In the last bunch of installments of this series, I’ve implemented methods for pieces to determine where they can move on a board and/or done some refactoring. But I’ve ridden that train as far as I can, now having implemented all of the pieces, so it’s time to shake things up a bit. Another thing that makes this post different is that I’m going to try a new way of structuring my test classes.
The other day, in response to a comment, I made a post about test initialize methods and Steve Smith commented and suggested an approach he described in detail in this post on his blog. The gist of the idea is dispensing with the old stand by of having a test class for class Foo called FooTest and instead having the name of the test class describe the context of the test, BDD-style. I found this idea immediately appealing and decided I’d try it out in “some project to be determined,” but what’s the fun in that? Once an idea settles in my head, it’s hard for me to shake it, so instead of doing it later, I’ll do it here, now, publicly. Apologies in advance (I’m typing this part before recording the coding) if it results in a bit more floundering, but I think it might be fun for us all to learn together. If nothing else, you’ll get to see how easy or difficult it is to adapt to this convention.
Anyway, here is what I accomplished in this clip:
- Got started on complete move calculation implementation.
- Defined the setup of complete board for a lot of tests.

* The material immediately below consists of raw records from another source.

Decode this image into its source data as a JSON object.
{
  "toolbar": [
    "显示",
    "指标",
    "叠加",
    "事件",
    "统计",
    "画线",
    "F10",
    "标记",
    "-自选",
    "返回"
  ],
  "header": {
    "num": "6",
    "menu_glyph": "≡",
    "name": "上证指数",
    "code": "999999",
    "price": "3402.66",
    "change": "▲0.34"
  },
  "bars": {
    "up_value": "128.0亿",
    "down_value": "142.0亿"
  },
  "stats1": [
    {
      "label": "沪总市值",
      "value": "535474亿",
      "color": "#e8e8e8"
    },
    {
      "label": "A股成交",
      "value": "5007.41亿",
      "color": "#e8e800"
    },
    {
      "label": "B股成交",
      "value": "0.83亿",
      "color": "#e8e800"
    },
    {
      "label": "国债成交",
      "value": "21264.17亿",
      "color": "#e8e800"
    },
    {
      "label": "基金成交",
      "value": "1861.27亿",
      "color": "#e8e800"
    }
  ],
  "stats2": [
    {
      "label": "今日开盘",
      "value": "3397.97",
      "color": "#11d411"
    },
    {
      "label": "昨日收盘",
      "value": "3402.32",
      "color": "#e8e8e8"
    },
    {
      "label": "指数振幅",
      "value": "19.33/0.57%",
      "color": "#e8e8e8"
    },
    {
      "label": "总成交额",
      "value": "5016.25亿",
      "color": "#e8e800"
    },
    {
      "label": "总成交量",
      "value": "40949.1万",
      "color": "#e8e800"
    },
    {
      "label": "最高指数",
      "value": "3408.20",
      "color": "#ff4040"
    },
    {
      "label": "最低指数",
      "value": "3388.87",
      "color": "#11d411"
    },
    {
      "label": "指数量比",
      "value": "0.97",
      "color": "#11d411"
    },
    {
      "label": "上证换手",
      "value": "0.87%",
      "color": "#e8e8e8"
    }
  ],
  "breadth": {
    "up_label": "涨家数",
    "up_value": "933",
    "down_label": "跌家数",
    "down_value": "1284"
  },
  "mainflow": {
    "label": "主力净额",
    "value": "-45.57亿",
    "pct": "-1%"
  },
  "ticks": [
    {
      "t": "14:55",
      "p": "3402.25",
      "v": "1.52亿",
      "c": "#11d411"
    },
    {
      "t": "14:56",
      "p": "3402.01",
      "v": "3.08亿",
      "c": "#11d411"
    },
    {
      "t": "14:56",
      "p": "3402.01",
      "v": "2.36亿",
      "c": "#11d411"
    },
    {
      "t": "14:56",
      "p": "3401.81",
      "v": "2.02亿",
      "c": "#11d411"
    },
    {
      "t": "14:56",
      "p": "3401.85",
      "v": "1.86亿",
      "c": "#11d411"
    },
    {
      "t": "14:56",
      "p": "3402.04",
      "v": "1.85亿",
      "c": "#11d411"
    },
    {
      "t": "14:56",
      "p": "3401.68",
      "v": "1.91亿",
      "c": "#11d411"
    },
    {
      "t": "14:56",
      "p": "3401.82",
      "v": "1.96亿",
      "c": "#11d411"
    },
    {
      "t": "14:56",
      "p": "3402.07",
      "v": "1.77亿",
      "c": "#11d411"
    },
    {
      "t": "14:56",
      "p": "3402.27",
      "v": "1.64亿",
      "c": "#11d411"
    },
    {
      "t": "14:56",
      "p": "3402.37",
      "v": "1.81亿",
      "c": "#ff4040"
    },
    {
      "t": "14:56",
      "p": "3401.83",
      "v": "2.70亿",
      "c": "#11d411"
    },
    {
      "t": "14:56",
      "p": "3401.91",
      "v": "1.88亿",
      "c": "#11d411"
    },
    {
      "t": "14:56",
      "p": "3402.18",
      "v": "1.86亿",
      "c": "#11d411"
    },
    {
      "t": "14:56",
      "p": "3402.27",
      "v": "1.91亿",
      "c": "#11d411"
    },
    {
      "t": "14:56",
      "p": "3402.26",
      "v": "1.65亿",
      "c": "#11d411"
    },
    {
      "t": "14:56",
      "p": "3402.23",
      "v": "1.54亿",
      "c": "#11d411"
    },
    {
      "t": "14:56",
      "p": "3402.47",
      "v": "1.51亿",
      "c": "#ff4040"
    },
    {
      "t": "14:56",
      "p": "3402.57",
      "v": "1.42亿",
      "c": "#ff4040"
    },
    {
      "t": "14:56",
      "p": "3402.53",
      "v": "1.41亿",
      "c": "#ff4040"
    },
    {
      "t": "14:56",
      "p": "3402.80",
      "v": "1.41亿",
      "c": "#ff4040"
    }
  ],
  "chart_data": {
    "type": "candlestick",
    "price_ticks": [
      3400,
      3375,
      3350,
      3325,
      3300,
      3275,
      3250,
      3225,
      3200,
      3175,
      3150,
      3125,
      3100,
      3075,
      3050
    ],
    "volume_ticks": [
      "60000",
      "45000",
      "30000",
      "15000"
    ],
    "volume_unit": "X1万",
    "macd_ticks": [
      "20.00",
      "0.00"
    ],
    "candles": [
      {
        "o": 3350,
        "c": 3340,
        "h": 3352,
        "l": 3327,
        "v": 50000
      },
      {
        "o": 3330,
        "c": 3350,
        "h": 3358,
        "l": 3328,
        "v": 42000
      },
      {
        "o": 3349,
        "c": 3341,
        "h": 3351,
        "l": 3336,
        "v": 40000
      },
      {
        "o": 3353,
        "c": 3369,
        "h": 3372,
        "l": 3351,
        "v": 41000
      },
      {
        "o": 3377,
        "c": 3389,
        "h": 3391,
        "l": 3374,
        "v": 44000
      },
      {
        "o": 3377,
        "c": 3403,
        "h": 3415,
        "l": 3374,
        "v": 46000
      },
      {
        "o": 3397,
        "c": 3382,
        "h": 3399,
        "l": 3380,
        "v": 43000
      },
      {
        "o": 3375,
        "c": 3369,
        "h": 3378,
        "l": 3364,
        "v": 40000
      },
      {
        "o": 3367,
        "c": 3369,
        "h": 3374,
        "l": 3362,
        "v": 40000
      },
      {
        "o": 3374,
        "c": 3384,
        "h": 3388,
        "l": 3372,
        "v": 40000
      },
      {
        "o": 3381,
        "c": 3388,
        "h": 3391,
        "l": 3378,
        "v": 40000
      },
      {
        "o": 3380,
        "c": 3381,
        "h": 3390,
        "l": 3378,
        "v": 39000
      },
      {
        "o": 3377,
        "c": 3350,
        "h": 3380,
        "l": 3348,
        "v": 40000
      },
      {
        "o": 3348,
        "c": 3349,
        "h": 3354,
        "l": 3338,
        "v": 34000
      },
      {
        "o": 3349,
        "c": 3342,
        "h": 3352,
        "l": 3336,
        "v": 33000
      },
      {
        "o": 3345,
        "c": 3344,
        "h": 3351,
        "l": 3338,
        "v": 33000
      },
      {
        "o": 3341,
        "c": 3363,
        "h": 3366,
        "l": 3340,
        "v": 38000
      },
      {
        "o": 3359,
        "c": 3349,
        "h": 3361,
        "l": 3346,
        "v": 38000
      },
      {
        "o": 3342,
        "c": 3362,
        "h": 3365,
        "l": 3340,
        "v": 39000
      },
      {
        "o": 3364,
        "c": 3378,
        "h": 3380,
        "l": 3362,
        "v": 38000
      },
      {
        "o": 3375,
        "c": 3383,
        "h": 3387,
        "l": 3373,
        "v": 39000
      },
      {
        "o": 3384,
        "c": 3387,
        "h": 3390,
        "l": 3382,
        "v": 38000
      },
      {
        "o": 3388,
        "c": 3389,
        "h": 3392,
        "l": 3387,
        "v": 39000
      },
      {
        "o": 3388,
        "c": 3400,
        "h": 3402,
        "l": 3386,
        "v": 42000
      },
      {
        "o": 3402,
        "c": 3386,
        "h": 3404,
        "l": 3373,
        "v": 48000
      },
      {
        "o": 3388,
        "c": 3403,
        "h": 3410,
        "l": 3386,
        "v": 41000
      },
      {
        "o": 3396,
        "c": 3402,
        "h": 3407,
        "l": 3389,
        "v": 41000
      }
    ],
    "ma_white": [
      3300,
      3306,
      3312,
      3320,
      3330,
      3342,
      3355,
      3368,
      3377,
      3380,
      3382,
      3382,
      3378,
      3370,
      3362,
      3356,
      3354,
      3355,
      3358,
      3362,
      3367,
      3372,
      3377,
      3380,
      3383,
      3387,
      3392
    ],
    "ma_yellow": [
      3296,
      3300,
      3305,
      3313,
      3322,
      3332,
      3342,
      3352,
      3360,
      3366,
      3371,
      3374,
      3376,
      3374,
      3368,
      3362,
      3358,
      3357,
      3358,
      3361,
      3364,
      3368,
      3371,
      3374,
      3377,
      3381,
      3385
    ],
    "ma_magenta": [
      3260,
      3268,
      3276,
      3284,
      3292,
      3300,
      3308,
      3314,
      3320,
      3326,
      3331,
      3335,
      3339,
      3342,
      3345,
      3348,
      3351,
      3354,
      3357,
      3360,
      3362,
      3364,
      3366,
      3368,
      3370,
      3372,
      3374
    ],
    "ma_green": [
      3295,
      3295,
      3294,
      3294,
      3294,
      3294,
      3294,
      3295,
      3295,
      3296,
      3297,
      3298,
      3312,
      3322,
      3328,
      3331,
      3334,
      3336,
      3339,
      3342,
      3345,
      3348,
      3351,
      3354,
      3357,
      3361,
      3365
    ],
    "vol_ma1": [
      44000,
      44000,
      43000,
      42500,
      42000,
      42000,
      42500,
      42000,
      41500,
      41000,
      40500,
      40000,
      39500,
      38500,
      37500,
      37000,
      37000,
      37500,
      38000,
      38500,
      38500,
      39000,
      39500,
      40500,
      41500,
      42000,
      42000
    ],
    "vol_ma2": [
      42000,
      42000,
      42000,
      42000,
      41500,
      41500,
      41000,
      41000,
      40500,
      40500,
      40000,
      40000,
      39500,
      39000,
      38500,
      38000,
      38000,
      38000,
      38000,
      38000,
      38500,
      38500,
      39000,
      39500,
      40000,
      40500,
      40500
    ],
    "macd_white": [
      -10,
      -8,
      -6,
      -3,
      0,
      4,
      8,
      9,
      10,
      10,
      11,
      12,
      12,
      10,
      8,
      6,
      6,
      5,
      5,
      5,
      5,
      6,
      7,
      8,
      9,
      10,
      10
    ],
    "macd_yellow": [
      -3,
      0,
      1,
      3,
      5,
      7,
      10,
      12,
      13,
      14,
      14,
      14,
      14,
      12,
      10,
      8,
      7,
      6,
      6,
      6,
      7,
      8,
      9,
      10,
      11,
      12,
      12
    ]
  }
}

- Established a new pattern for constructing tests.
And here are some lessons to take away.
- When you are exposed to a new practice or way of doing things, there’s no time like the present. While it may not always be practical to ram the new stuff into some time sensitive project, experiment and try it out to see how you like it. Trying out different techniques keeps you sharp and helps you avoid falling into a rut.
- When you haven’t looked at code in a long time, it’s easy to lose track of internal implementation of classes. One of the real perks of TDD and having a test suite is that it’s easy to poke and experiment to see what’s going on without fear that you’re going to break something.
- If kept concise and focused, a bit of yak-shaving in your implementations can be pretty productive. Always be looking to improve on your code’s readability, elegance, and efficiency if you can.
- It’s important to keep your test suite as communicative and descriptive as possible, and you should always be looking for ways to help you toward that end.